Supported molybdenum oxides for the aldol condensation reaction of acetaldehyde

• Reduced MoO x sites on supported catalysts are active for aldol condensation. • Pretreatment conditions do not influence steady state aldol condensation activity. • Lewis acid site strength and density are relevant properties. • Moderate/strong acid sites are needed to activate carbonyls for aldol condensation. • MoO x interacts strongly with Al 2 O 3 support and weakly with SiO 2 support. The (retro-)aldol condensation reaction is an important chemical transformation in the upgrading of biomass-derived compounds into fuels and valuable specialty chemicals. In this study, we found that supported molybdenum oxide (MoO x ) catalysts were active and selective for the aldol condensation of acetaldehyde to crotonaldehyde under steady-state reactor conditions. Through a combination of transmission electron microscopy (TEM), ultraviolet–visible (UV–VIS) diffuse reflectance spectroscopy, Fourier transform infrared (FTIR) spectroscopy of adsorbed pyridine , and steady-state reactor testing, we determined that highly dispersed MoO x has a strong interaction with a γ-Al 2 O 3 support resulting in optimal catalyst performance at low weight loadings. In contrast, MoO x particles supported on SiO 2 have a weaker interaction with the support, resulting in a monotonic relationship between Mo loading and aldol condensation activity. The Lewis acid site density and strength are important parameters for predicting aldol condensation activity across all samples.

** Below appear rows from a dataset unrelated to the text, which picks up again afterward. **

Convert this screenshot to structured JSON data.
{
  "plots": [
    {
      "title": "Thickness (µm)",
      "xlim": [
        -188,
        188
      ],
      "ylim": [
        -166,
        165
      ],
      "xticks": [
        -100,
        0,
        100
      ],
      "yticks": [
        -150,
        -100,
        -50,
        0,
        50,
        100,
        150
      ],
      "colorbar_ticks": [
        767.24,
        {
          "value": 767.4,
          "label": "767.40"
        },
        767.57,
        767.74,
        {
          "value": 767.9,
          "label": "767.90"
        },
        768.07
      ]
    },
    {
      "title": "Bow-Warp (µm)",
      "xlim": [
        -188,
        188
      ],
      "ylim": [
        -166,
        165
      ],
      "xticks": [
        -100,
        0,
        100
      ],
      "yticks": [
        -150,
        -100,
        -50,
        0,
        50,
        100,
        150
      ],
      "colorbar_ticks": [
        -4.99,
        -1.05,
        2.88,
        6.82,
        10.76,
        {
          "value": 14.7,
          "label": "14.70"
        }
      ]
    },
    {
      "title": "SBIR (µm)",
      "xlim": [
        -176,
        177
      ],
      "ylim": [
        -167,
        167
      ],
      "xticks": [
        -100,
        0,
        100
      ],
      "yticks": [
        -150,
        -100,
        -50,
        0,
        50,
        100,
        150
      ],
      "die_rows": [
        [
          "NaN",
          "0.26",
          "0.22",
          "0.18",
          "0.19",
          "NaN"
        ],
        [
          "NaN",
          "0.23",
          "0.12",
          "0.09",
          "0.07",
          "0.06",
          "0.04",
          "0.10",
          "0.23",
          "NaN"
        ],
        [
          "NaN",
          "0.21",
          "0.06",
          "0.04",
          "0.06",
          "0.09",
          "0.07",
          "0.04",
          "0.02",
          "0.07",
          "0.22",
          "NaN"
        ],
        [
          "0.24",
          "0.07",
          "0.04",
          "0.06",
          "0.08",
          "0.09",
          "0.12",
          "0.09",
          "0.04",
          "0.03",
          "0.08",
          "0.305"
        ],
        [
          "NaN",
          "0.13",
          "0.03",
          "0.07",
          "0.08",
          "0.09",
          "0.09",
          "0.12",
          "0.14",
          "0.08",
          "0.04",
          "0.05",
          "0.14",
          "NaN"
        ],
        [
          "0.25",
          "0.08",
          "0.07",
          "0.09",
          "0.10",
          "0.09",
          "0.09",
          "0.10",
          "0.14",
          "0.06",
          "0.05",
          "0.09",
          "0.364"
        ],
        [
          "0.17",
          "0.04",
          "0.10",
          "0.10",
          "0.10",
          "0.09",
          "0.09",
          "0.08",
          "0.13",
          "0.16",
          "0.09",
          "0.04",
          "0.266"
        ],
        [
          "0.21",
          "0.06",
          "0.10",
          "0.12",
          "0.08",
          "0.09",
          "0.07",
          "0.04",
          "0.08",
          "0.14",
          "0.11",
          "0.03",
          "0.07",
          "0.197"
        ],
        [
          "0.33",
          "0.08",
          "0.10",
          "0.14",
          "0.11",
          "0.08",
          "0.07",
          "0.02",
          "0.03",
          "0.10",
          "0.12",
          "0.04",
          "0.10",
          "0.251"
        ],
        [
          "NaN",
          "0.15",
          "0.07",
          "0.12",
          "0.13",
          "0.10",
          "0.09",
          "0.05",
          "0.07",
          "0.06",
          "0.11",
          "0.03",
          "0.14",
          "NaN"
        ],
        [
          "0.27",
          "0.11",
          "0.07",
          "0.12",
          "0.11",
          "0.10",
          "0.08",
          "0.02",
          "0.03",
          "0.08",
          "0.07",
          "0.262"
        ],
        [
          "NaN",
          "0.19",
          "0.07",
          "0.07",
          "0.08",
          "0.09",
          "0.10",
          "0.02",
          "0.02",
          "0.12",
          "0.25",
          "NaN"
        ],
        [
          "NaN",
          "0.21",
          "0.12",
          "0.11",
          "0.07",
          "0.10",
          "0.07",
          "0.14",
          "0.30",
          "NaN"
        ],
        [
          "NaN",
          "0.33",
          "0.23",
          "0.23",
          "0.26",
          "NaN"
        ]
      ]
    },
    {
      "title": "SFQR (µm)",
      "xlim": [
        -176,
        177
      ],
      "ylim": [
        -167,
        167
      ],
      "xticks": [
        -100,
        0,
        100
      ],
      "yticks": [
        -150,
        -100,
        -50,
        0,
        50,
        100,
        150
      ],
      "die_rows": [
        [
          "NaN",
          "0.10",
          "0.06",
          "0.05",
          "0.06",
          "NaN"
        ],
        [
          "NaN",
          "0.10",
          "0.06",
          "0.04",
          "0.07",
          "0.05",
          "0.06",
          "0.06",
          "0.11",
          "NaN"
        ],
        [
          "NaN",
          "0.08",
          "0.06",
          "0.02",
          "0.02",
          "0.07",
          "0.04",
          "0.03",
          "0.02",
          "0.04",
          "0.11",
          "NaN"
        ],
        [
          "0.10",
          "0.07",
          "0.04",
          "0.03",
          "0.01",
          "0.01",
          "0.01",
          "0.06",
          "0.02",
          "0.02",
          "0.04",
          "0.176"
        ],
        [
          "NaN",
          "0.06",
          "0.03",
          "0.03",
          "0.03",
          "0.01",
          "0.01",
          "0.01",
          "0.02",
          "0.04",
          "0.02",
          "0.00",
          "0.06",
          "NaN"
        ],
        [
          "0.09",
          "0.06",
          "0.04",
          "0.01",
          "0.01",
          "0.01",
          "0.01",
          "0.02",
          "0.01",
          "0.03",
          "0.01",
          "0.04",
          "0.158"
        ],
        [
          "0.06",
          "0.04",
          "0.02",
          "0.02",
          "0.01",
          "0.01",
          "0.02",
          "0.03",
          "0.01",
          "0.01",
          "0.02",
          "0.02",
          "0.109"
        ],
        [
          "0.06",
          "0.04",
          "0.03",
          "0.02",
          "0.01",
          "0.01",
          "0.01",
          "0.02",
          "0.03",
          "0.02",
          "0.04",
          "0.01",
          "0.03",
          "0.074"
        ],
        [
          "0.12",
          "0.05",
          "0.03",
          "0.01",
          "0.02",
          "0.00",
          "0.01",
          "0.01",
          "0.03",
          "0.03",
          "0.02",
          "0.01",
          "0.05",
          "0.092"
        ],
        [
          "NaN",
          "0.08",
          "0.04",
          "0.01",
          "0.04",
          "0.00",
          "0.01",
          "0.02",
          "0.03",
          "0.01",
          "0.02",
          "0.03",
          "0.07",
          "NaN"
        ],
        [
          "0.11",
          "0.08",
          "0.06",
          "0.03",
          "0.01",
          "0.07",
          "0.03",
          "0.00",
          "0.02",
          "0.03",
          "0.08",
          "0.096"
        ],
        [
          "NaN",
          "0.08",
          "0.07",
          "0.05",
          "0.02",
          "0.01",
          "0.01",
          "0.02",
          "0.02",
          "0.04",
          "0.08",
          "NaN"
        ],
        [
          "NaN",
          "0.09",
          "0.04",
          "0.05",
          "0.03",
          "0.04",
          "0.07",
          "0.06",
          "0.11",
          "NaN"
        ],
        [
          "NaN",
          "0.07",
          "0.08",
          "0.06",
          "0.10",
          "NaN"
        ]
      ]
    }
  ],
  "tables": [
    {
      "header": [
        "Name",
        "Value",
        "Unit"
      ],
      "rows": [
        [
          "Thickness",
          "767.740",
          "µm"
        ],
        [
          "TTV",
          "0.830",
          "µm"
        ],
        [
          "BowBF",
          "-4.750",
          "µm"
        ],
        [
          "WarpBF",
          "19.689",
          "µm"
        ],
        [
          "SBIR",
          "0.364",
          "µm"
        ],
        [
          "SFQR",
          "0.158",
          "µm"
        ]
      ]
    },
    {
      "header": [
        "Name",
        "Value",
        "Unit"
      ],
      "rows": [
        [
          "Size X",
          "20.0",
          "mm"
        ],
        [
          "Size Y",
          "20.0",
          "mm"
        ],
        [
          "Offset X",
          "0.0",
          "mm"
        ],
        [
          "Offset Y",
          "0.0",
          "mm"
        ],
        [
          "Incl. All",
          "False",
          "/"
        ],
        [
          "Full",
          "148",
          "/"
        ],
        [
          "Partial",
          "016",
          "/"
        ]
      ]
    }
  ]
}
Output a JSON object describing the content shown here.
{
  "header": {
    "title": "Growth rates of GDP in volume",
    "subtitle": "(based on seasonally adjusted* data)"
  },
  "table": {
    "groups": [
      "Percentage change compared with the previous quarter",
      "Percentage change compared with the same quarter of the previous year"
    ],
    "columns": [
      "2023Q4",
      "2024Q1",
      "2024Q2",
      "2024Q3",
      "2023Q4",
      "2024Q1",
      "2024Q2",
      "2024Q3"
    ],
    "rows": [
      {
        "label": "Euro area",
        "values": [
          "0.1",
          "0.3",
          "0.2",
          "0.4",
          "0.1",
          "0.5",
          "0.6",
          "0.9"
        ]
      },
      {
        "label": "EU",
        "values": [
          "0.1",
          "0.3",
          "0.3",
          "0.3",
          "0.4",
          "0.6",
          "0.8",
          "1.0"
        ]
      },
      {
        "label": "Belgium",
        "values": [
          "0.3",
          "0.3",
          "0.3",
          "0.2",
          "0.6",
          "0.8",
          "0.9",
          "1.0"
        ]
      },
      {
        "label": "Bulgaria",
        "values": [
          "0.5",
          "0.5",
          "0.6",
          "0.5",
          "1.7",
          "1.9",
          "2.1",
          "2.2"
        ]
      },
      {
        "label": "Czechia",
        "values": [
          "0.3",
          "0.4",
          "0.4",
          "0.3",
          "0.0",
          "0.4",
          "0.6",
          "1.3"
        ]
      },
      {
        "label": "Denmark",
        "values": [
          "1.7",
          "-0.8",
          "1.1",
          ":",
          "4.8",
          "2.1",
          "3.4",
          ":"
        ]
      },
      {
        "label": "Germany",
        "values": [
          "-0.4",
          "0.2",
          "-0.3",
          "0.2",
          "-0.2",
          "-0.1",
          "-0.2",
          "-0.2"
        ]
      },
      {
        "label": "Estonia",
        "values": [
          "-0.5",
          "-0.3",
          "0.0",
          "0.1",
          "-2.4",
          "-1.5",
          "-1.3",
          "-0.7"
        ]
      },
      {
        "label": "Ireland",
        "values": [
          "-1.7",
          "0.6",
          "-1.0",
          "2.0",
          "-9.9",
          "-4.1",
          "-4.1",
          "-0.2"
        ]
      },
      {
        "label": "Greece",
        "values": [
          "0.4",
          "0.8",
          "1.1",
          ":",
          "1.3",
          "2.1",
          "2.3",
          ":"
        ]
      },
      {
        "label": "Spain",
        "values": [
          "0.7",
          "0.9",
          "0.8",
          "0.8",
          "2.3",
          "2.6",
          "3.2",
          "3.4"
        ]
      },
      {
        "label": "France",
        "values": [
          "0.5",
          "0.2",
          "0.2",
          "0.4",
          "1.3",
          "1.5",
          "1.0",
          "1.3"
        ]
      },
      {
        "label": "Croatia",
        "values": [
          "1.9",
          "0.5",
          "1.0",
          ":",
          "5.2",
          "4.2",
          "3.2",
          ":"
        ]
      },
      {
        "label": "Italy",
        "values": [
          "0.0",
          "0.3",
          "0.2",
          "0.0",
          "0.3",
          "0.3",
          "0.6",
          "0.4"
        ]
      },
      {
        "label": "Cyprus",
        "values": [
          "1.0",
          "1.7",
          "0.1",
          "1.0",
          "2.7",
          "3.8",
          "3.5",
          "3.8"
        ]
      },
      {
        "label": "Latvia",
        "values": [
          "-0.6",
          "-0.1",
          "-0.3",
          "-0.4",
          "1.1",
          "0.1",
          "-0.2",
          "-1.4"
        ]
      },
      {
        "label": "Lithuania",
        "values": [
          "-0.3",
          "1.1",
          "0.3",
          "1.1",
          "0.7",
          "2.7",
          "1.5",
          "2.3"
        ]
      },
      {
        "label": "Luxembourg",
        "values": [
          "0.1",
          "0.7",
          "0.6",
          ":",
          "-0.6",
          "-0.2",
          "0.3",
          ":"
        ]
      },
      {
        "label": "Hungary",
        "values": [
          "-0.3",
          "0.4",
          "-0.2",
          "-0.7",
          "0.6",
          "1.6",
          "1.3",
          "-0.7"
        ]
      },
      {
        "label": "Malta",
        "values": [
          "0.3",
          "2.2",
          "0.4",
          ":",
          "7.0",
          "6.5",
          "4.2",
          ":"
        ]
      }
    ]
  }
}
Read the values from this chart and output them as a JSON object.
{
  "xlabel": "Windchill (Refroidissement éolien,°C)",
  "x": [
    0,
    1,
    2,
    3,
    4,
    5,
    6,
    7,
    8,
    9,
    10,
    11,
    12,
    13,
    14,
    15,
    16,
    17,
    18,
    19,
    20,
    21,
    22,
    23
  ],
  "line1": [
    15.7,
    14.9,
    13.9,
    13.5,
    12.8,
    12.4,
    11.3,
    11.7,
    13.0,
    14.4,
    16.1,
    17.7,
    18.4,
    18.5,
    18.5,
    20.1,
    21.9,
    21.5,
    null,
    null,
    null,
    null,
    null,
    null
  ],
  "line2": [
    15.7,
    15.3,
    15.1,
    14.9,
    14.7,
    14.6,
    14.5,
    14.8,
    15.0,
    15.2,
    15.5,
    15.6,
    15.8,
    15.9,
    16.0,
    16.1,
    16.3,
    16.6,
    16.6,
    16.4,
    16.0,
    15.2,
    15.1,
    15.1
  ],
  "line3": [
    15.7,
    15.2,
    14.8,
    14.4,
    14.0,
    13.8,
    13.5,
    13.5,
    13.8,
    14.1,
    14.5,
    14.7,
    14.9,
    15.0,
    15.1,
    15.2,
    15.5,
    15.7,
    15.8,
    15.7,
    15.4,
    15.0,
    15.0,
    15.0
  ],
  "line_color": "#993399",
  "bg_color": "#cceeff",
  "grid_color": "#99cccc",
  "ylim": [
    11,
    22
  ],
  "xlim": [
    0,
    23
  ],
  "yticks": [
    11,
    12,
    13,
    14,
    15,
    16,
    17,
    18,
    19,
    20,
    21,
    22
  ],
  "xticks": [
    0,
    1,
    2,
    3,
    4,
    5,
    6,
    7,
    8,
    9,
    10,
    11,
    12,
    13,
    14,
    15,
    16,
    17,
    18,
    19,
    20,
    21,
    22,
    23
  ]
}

The concentration of weak acid sites had a poor correlation with aldol condensation activity, most likely because these sites are too weak to activate acetaldehyde for the reaction. Medium and strong acid sites both had good correlations to aldol condensation activity. Results from X-ray absorption near edge structure (XANES) and acetaldehyde temperature programmed desorption (TPD) indicated that partially reduced MoO x was more active for aldol condensation, but pretreatment in reducing or oxidizing environments had no significant effect on steady-state catalytic activity. Characterization of spent catalyst samples through temperature programmed oxidation (TPO) and thermogravimetric analysis (TGA) revealed that catalysts with high densities of strong acid sites tended to form more carbonaceous deposits on the surface over the course of the reaction.